Will the Rally to Restore Sanity actually restore sanity?
We’re pretty sure that on Sunday, Democratic and Republican candidates will still be running attack ads. But it’s possible the Rally to Restore Sanity could have some effect on the national conversation.
Jon Stewart's Rally to Restore Sanity will run for about three hours on the National Mall this weekend. In that length of time, will the gathering actually be able to restore sanity to America’s political dialogue?
Well, that’s a high bar. We’re pretty sure that on Sunday, Democratic and Republican candidates will still be labeling one another “extreme” and running attack ads with scary music and unflattering shots of their opponents. Even after Tuesday’s elections, party leaders of all persuasions will continue to describe the other side as the main obstacle to getting the sputtering US economy back on track.
For Mr. Stewart, this persistence of partisanship is a good thing, by the way. If American politics were as placid as the Rio Grande at sunset, he’d have a much harder time finding things to skewer on his show.
But it’s possible the rally could have some effect on the national conversation. Rallies have before – look at Martin Luther King Jr. and the 1963 March on Washington. Glenn Beck supporters would argue that his recent Mall meeting will have lasting significance on US moral attitudes and religious beliefs.

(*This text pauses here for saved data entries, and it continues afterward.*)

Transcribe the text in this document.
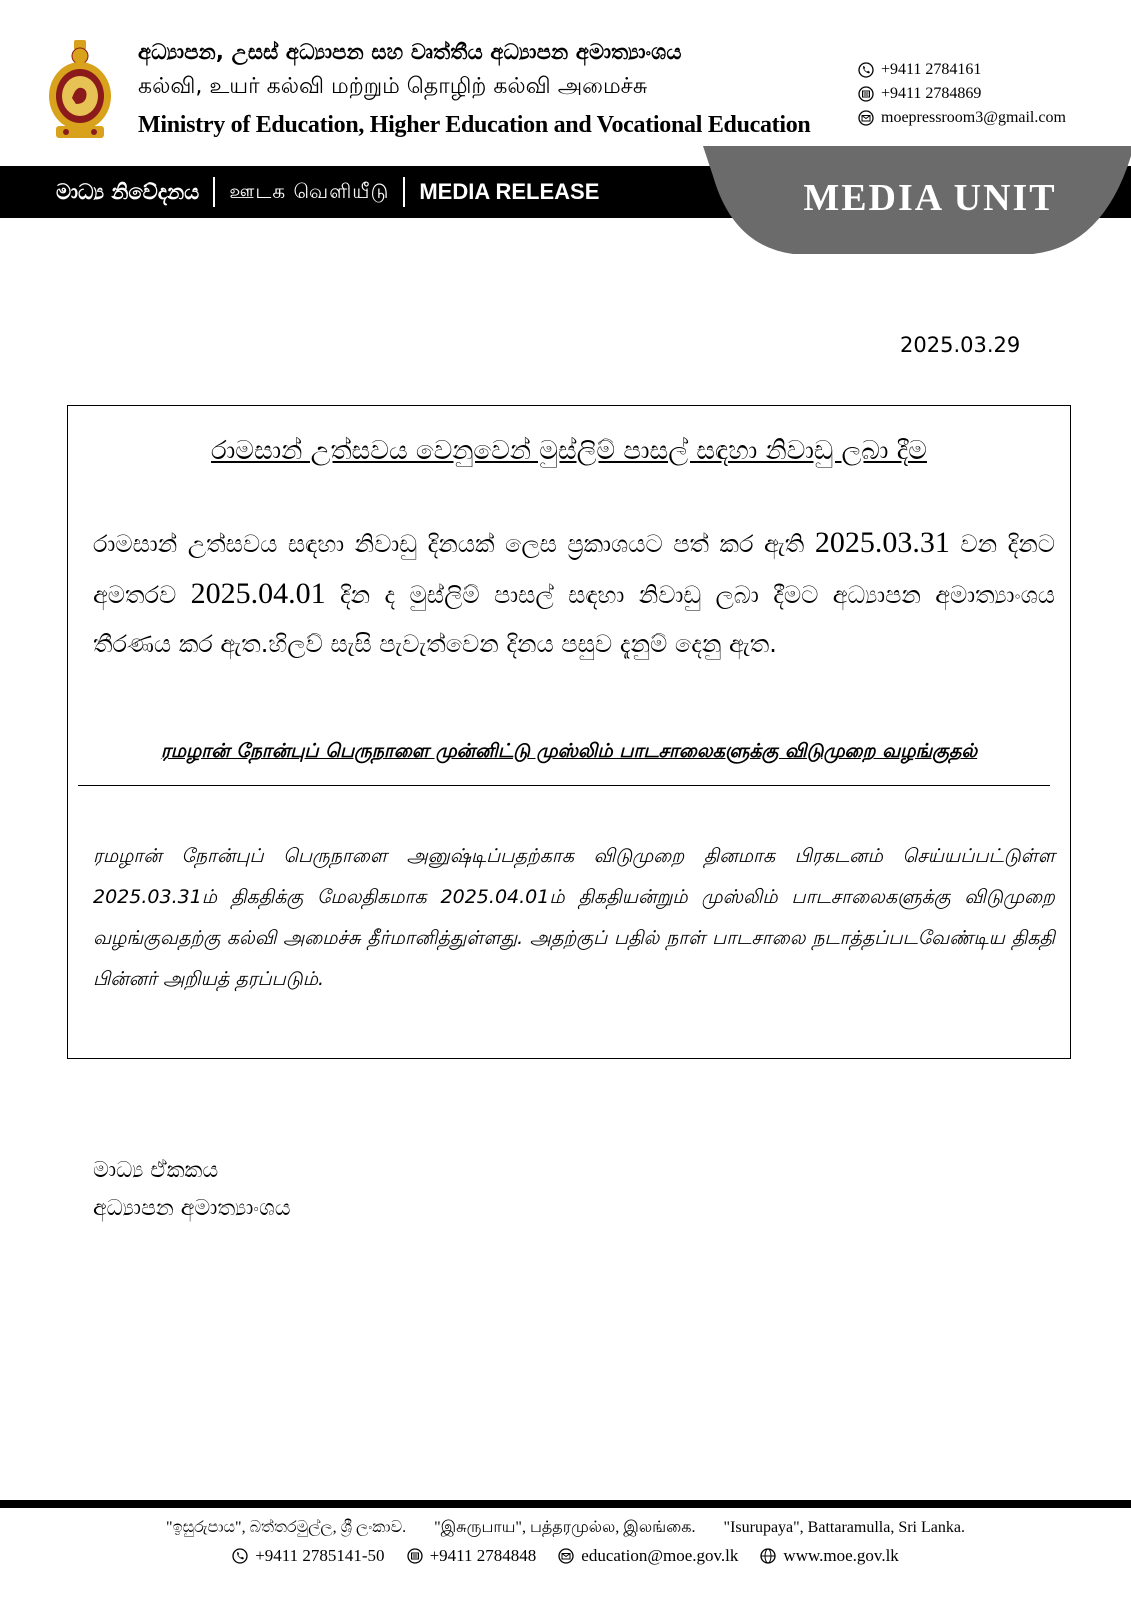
අධ්‍යාපන, උසස් අධ්‍යාපන සහ වෘත්තීය අධ්‍යාපන අමාත්‍යාංශය
கல்வி, உயர் கல்வி மற்றும் தொழிற் கல்வி அமைச்சு
Ministry of Education, Higher Education and Vocational Education
+9411 2784161
+9411 2784869
moepressroom3@gmail.com
MEDIA UNIT
මාධ්‍ය නිවේදනය ஊடக வெளியீடு MEDIA RELEASE
2025.03.29
රාමසාන් උත්සවය වෙනුවෙන් මුස්ලිම් පාසල් සඳහා නිවාඩු ලබා දීම
රාමසාන් උත්සවය සඳහා නිවාඩු දිනයක් ලෙස ප්‍රකාශයට පත් කර ඇති 2025.03.31 වන දිනට අමතරව 2025.04.01 දින ද මුස්ලිම් පාසල් සඳහා නිවාඩු ලබා දීමට අධ්‍යාපන අමාත්‍යාංශය තීරණය කර ඇත.හිලව් සැසි පැවැත්වෙන දිනය පසුව දැනුම් දෙනු ඇත.
ரமழான் நோன்புப் பெருநாளை முன்னிட்டு முஸ்லிம் பாடசாலைகளுக்கு விடுமுறை வழங்குதல்
ரமழான் நோன்புப் பெருநாளை அனுஷ்டிப்பதற்காக விடுமுறை தினமாக பிரகடனம் செய்யப்பட்டுள்ள 2025.03.31ம் திகதிக்கு மேலதிகமாக 2025.04.01ம் திகதியன்றும் முஸ்லிம் பாடசாலைகளுக்கு விடுமுறை வழங்குவதற்கு கல்வி அமைச்சு தீர்மானித்துள்ளது. அதற்குப் பதில் நாள் பாடசாலை நடாத்தப்படவேண்டிய திகதி பின்னர் அறியத் தரப்படும்.
මාධ්‍ය ඒකකය
අධ්‍යාපන අමාත්‍යාංශය
"ඉසුරුපාය", බත්තරමුල්ල, ශ්‍රී ලංකාව. "இசுருபாய", பத்தரமுல்ல, இலங்கை. "Isurupaya", Battaramulla, Sri Lanka.
+9411 2785141-50	+9411 2784848	education@moe.gov.lk	www.moe.gov.lk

So we’ll look at both sides of the issue. Isn’t that the reasonable thing to do? Here are reasons for and against the likelihood that the Rally to Restore Sanity will take things down a notch for America:
For. One powerful argument for the importance of this weekend’s assembly is that many of those planning to attend are themselves taking it seriously. Perhaps Stewart and his in-house foil, Stephen Colbert, conceived of their dueling-rally shtick as a comic scheme to boost ratings. But if you look on the rally’s Facebook page, you’ll find hundreds of people vowing to attend – not in the name of having a good time, but in the name of taking back the nation’s politics from what they see as extremists.
In addition, the rally comes at a propitious time: The percentage of people who believe America is on the right track is near a historic low. The silent majority of US voters is desperate for its politicians stop yapping and get something positive done, for goodness' sake. Stewart has discovered a theme that resonates from Connecticut to California.
And, finally, people from California to Connecticut will be there – if not in person, via video, as the rally will be telecast on Comedy Central and streamed live on the Web. Satellite rallies are taking place all over the country – indeed, all over the world. The Rally to Restore Sanity has become a phenomenon.
Against. The rally is only three hours long. In three hours, you can’t restore sanity to the kitchen after a fancy Sunday brunch. US politics today is a 24/7 cable-news carnival, with new acts arriving daily. The Rally to Restore Sanity will appear briefly and then be forgotten as pundits rush to talk about what happened to tea party candidates in the elections.
Plus, while many attendees want to restore sanity, others want to talk about their own particular and longstanding agenda. Co-option is a danger for an event that many Republicans see as leaning Democratic. For instance, Public Citizen, an anticorporate advocacy group founded by Ralph Nader in 1971, on Friday sent out a press release promoting its own “What Sign Should I Bring to Jon Stewart’s Rally?” contest.
Trust us – they won’t be the only such group to take advantage of the rally’s expected mass audience.
The rally itself is in essence a production of Viacom, which owns Comedy Central. Won’t it view the rally essentially as a brand-boosting opportunity for one of its best-performing properties, as opposed to a chance to change the world?
Finally, the people who most need to change won’t be there. Isn’t an attendee at a rally to restore sanity already sane, almost by definition? (Otherwise they would be at a “March to Keep Fear Alive,” or something like that.) It’s the politicians who need to act more sensibly.
Perhaps what America really needs is a Rally to Restore Sanity that’s held not on the National Mall, but on the floors of the House and Senate.